Levanto la mirada del diccionario cuando oigo los pasos de Kula, que viene a informarme de los resultados de su búsqueda. El primo ha colocado a un lado la pantalla del ordenador de Kula y está agachado sobre el portátil de Stefanakos.

– Explícaselo tú, Spiros, que lo entiendes mejor -le pide ella.

Spiros no se toma la molestia de despegar los ojos de la pantalla.

– Bien. Tiene un programa.

– ¿Qué programa?

– De limpieza.

Sus respuestas, breves y cortantes; la vista, clavada en la pantalla. Me crispa los nervios pero me contengo, porque no quiero dar un disgusto a Kula y porque, después de todo, el chico se ha ofrecido a ayudar voluntariamente.

– Mira, cuando me hablas de programas de limpieza, yo pienso en fregar el suelo -le replico con calma-. ¿Puedes ser más explícito?

Levanta la cabeza y me mira por primera vez, con una expresión que vacila entre el desprecio y la sorpresa. Pero se fija en Kula, que está de pie a mi lado, y se muerde la lengua para no soltar alguna inconveniencia.

– Si borras algo del ordenador, no queda borrado definitivamente -dice despacio y con paciencia-. Continúa guardado en algún lugar del disco duro, y hay maneras de recuperarlo.
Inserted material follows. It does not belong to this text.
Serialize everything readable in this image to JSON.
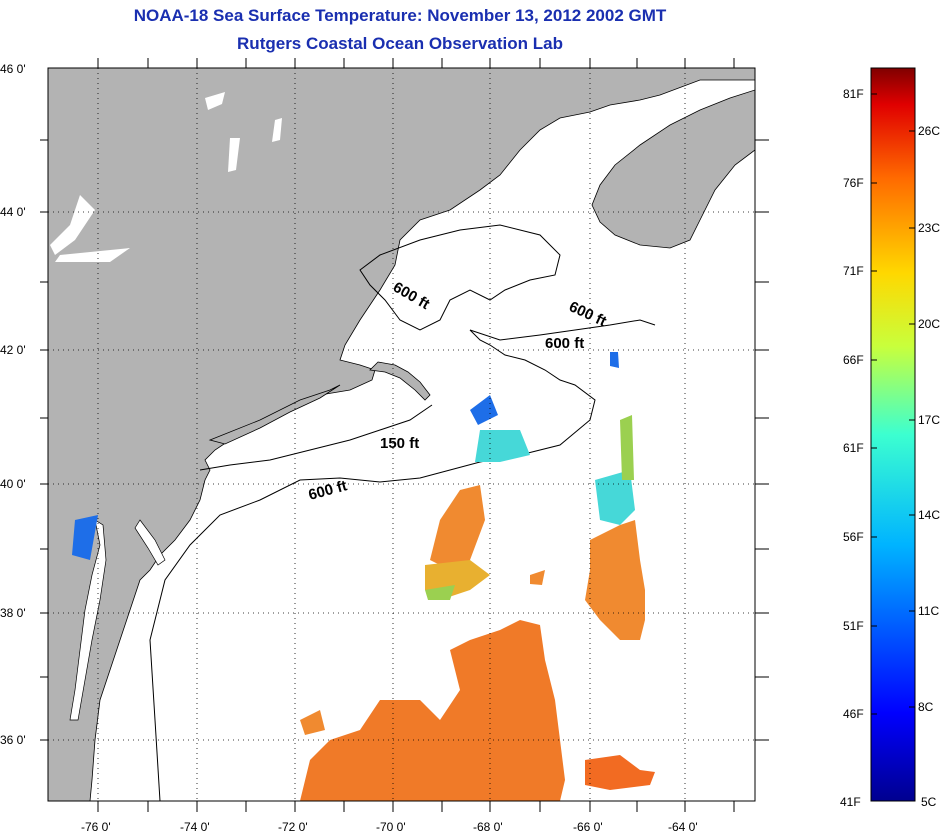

Existen unos programas, sin embargo, que limpian el disco duro y borran por completo la información que contiene. Puedes ejecutarlos en cualquier momento o programarlos para que lo hagan solos. Cuando hay uno de esos programas instalado en el ordenador, sólo se pueden recuperar los datos que no han sido borrados desde su última ejecución.

– ¿Stefanakos tenía uno de esos programas en su ordenador?

– Sí, programado para limpiar el disco cada tres días.

– En otras palabras, me estás diciendo que, con esa frecuencia de limpieza, no encontraremos nada.

– Eso me temo.

Vuelvo la cabeza hacia Kula, decepcionado.

– ¡Pues sí que vamos bien!

Ella, no obstante, no parece compartir mi desilusión y sonríe con sagacidad.

– No exactamente. Hemos descubierto algunas cosas interesantes.

– ¿Como qué?

– Stefanakos tenía la buena costumbre de tomar notas de todo. Mire.

Pulsa algunas teclas y en la pantalla aparece una serie de recuadros llenos de anotaciones. Me recuerdan el reverso de las viejas cajetillas de tabaco La Nación, donde mi padre anotaba las tareas pendientes. A menudo, se pegaba una palmada en la frente y exclamaba: «¡Ay, lo había anotado en la cajetilla de tabaco y la he tirado!» Ahora La Nación ha ido a pique, los cigarrillos se empaquetan de otra manera y los ordenadores han reemplazado a las cajetillas. Empiezo a entender un poco. Me agacho para leer las notas de Stefanakos.

Lo que pide A. no tiene pies ni cabeza. L. no quiere ni oír hablar del tema. Dice que M. se ha hecho de oro gracias a nosotros. No le falta razón.

Menos mal que todas las anotaciones llevan fecha. Ésta data del 10 de mayo, cuando yo estaba todavía en el hospital. Otra, correspondiente al 12de mayo, reza:

He hablado con M. No está de acuerdo con A. Es imprescindible que hable con K.